To ensure that little adverse effects have occurred on natural reef habitats, it’s advised that donor colonies be tagged and monitored after collections have been made. This can also be useful for tracking and maintaining different genotypes in the nursery. This can be done using a GPS and marking the substrate adjacent to the colony with a unique marker or tag. Data to be collected during the initial fragmentation event should include: colony size (maximum diameter and height), percent live tissue (to the nearest 10%), and colony condition (e.g., lesions, predator or damselfish presence).
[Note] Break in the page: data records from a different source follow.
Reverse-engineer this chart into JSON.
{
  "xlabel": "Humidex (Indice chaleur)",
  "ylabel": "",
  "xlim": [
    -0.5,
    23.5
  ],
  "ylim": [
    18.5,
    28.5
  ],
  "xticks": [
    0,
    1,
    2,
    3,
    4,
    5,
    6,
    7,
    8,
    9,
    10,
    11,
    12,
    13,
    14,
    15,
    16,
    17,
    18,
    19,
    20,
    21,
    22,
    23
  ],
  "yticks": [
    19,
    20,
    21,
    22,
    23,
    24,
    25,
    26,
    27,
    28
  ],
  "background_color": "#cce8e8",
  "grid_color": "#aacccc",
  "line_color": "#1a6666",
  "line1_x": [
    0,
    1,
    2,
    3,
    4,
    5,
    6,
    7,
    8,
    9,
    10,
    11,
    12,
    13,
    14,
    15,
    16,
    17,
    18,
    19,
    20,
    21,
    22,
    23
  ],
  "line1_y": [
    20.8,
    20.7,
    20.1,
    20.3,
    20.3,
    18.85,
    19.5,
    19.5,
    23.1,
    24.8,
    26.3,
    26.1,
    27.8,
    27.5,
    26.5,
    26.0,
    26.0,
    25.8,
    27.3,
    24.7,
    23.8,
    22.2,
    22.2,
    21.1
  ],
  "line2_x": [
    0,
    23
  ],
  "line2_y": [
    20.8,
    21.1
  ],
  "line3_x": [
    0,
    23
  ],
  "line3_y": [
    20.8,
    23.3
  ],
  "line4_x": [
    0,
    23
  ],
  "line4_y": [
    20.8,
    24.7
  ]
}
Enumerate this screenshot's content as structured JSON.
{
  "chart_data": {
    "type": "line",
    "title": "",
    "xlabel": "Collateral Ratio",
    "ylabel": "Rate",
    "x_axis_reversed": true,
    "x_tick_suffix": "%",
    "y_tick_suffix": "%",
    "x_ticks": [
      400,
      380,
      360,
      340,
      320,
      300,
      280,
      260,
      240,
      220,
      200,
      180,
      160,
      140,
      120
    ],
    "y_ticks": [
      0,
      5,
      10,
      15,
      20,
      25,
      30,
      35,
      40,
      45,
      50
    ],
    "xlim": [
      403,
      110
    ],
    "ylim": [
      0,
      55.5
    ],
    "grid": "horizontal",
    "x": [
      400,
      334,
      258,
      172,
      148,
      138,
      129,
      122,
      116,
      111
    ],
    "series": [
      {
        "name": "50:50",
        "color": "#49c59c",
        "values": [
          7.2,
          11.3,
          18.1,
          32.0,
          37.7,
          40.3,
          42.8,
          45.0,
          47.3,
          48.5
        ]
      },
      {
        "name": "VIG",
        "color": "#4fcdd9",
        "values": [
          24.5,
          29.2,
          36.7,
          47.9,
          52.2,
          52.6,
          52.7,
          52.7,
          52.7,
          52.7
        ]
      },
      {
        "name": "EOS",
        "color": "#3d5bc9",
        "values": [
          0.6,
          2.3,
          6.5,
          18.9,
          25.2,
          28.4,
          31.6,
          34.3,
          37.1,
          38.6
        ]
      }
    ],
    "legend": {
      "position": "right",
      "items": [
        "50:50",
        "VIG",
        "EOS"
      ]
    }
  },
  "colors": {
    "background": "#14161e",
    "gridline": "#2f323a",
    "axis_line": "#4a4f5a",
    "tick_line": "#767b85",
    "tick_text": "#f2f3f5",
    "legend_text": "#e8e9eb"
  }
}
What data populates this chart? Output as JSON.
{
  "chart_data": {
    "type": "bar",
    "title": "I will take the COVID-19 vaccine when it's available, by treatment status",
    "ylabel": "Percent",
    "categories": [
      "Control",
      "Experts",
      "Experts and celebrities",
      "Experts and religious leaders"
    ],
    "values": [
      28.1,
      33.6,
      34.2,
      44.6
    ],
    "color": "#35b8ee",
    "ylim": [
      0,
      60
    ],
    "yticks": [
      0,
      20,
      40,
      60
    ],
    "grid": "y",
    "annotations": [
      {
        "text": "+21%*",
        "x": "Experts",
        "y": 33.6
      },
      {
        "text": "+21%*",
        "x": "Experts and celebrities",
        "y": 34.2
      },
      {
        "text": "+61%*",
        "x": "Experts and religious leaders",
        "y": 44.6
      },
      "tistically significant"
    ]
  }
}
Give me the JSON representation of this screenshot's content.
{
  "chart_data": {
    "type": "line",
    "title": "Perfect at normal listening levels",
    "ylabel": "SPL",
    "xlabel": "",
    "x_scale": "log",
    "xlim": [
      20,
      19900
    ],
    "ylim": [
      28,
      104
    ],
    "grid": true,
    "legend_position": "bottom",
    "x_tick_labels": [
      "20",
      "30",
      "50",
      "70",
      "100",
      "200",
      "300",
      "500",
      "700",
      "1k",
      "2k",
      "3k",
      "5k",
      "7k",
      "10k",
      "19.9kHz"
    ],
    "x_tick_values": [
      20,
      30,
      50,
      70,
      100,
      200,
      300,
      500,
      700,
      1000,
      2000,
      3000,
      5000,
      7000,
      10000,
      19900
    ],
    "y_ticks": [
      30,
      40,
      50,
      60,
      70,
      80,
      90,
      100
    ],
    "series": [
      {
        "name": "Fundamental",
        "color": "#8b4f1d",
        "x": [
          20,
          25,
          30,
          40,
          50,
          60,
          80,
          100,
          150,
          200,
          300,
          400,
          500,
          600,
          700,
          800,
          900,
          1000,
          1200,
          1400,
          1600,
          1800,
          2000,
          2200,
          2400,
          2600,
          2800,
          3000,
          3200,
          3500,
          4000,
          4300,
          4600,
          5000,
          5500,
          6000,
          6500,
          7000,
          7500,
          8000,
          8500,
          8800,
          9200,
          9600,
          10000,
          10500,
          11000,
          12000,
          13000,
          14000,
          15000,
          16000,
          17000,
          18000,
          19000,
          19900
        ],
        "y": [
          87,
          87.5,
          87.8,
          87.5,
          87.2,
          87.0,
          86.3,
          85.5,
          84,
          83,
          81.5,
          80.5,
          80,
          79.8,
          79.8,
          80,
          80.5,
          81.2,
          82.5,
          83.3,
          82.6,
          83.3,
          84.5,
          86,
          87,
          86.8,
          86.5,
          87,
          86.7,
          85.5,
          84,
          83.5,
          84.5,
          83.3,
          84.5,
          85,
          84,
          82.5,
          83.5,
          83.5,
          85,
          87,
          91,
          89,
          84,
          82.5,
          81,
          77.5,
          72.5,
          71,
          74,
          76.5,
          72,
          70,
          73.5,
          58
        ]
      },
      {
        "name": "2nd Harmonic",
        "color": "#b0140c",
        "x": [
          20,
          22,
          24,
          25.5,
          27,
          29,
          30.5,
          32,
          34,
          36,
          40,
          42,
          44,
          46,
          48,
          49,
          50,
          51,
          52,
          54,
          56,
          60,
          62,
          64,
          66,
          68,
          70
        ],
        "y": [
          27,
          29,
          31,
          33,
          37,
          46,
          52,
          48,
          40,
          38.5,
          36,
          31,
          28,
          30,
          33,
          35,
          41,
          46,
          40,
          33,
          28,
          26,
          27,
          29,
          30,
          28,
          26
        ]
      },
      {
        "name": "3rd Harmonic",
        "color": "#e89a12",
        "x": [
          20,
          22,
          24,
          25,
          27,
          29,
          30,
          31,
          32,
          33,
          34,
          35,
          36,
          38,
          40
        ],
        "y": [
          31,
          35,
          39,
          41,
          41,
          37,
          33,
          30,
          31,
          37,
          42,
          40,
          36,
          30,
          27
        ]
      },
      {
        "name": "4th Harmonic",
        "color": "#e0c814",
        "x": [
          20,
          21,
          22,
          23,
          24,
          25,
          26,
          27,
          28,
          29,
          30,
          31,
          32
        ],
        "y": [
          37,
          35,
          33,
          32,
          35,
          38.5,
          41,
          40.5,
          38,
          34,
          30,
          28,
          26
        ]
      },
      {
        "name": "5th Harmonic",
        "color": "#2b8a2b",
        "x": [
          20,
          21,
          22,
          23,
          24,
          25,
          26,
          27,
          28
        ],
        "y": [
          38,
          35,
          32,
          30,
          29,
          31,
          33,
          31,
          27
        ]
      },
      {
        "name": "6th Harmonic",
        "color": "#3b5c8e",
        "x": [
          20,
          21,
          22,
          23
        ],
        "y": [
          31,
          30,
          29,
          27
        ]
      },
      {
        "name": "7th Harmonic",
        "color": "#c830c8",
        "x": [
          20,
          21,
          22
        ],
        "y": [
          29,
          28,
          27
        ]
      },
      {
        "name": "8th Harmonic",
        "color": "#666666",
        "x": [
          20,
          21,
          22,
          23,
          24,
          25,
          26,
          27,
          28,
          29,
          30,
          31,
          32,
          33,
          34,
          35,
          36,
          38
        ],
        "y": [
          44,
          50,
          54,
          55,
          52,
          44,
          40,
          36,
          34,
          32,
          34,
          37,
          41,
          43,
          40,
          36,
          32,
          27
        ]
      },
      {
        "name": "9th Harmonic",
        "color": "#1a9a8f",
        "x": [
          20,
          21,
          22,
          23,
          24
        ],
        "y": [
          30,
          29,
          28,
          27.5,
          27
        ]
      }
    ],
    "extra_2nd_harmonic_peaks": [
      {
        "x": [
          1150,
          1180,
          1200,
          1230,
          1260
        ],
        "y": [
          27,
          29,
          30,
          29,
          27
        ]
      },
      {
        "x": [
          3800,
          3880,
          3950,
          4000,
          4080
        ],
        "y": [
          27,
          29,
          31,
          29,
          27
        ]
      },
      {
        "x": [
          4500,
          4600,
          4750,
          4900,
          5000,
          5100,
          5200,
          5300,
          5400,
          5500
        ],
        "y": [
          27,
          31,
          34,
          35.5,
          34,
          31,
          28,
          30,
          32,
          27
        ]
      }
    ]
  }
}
Transportation to the Nursery

Numerous methods have been tested for transporting coral fragments to nurseries, but the best method ultimately depends on logistics at each site such as how far away the nursery is from the donor site. Fragments should not be moved to a field-based (in situ) nursery that is more than 500 km away from their original location in the wild. Fragments are often placed in watertight bags, plastic bins or buckets to provide an easy and secure method to transport fragments while also keeping different genotypes separate.

To ensure maximum survival of fragments, transportation to a nursery should occur as quickly as possible after collections have been made. Fragments should be kept in water during transportation to nurseries. Measures should be taken to avoid excessive heat stress or sun exposure by refilling buckets with fresh saltwater and keeping corals shaded.